どんな質問だよ……と、思ったのだけど。たぶん【ロングスカートの方が撮影が難しい→ハラハラドキドキ→スリルを味わうことを目的とした行為、ゲーム感覚→悪質なものである】と検事さんは結びつけたかったのではないかと思う。


それにしても、だ。ロングスカートってどう撮るわけ?さっきから純粋な疑問が浮かんでいた。


わたしはその日膝丈くらいのスカートをはいていたのだけど、これだって段差などを利用して相当角度をつけないと厳しい。ロングなんてましてそうだろう、というか足下まで裾がきてるのにどうやって?

そう思っていたら、どうやら被告は【スカートを捲り上げて撮影した】らしいことがわかった。なんでそれでばれないと思ったの……?確かに布一枚がひらひらしてるだけみたいに見えるけど、突っ張ったりすれば簡単にわかるから、あれ。


結局、被告は終始しどろもどろ。判決はさらに2~3週間後になりそうだった。裁判は時間がかかるものらしい。



ぼそぼそとマイクが拾えるか拾えないか程度の声でしか喋ることはできず、保釈金は親や配偶者任せ。皆の視線を集めながら背を丸めて床を見つめる。見学で来ていた高校生の集団は、こんな大人たちを目の前にして何を思ったのだろう。

しかし、単にすべて「甘え」の言葉で解決できる問題というわけでも、ない。薬物や盗撮などは再犯が多い。何度も何度も、努力してもどうしても犯罪に手を出してしまうのであれば、それは依存症であり治療が必要だ。容易な解決が難しい場合もある。介護疲れなどの事情が入る裁判でも、見ているこちらも痛ましくなるそう。どうすれば良かったのか、と虚ろな目で問われたら、なんと答えるのが正解なのだろう。

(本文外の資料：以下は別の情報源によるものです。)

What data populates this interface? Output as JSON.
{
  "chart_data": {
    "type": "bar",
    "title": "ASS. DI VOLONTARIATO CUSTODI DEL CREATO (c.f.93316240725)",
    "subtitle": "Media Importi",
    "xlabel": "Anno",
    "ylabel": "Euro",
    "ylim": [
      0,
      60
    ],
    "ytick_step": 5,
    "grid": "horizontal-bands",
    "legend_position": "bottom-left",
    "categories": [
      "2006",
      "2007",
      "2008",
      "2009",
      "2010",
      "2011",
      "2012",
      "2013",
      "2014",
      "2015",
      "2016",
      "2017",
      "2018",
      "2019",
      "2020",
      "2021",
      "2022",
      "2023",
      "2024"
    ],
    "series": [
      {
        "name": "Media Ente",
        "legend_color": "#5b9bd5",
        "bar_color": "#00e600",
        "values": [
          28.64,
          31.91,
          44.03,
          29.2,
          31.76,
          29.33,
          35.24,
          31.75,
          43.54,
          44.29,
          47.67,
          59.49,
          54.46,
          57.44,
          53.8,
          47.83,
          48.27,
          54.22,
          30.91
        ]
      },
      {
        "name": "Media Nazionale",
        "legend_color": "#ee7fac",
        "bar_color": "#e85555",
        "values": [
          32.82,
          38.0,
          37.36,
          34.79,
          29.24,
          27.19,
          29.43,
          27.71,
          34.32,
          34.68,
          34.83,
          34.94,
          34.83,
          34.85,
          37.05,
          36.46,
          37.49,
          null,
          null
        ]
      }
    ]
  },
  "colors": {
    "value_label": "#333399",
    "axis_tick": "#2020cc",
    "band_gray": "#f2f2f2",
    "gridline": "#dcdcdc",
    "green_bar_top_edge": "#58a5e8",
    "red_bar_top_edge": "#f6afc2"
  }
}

ただ、だからと言ってどちらも法を破ったりしてはいけなかったのだけど。


様々な案件を膨大に抱える裁判官は、純粋にすごい。良心の名のもとに、人のこれからを一言で左右してしまうような力を持つことのプレッシャーはさぞかし大きいのではないか。なんて考えるわたしは、絶対向いていない職業なんだろうなぁ。



以上、裁判傍聴レポートでした。

思うところは様々あるけど、一度くらいは足を運んでみてもいいのではないかなと思います。

傍聴してみて改めて、柵の向こう側の怖さがひしひしと伝わってきたかも。